C’est un tournant dans la pression diplomatique exercée sur Kigali. Le Bureau américain de contrôle des avoirs étrangers (OFAC) a officiellement inscrit, ce 2 mars 2026, l’armée rwandaise (RDF) sur sa liste noire, une décision accompagnée de sanctions ciblées contre quatre de ses plus hauts gradés. Washington justifie cette mesure radicale par le soutien militaire opérationnel et continu apporté par le Rwanda à la rébellion de l’AFC/M23 dans l’est de la République démocratique du Congo (RDC). Une mise à l’index qui intervient dans un contexte de violation flagrante des accords de paix récemment signés.
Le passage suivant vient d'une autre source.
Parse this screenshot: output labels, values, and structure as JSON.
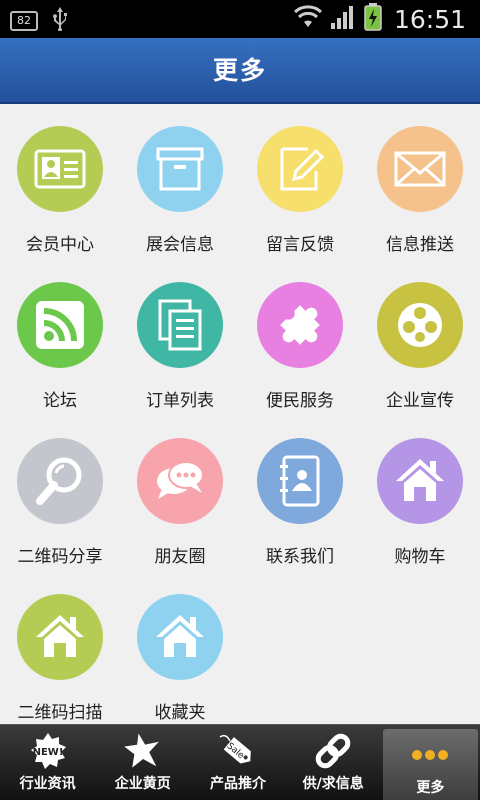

Concrètement, l’inscription des RDF sur la liste des sanctions de l’OFAC entraîne le gel de tous leurs avoirs potentiels sous juridiction américaine et interdit à toute personne ou entreprise américaine de réaliser des transactions avec l’institution militaire rwandaise. Une dérogation temporaire est prévue pour les contrats en cours, mais elle expirera le 1er avril 2026. Au-delà de l’institution, ce sont quatre officiers supérieurs qui sont personnellement visés. Parmi eux, le chef d’état-major général, le général Mubarakh Muganga, et le commandant de l’armée de terre, Vincent Nyakarundi, sont accusés d’avoir planifié et dirigé les offensives terrestres aux côtés des rebelles. Le général Ruki Karusisi, déjà sous le coup de sanctions européennes, et son successeur à la tête des forces spéciales, Stanislas Gashugi, sont également dans le viseur pour avoir supervisé l’engagement des unités d’élite.
Cette décision américaine n’est pas tombée du ciel. Depuis des mois, les rapports d’experts de l’ONU et les renseignements occidentaux documentaient avec précision la présence de milliers de soldats rwandais sur le sol congolais, l’apport en drones, en systèmes de brouillage et en défense anti-aérienne. Mais l’élément déclencheur, selon le porte-parole du Département d’État Thomas Pigott, est la prise d’Uvira par les combattants du M23, quelques jours seulement après la signature des accords de Washington. Pour l’administration Trump, cette offensive est une ligne rouge franchie. « Le M23 est déjà une entité sanctionnée », a rappelé Pigott, soulignant que l’implication directe de l’état-major rwandais a permis à un groupe responsable de violations des droits humains de s’emparer de territoires souverains.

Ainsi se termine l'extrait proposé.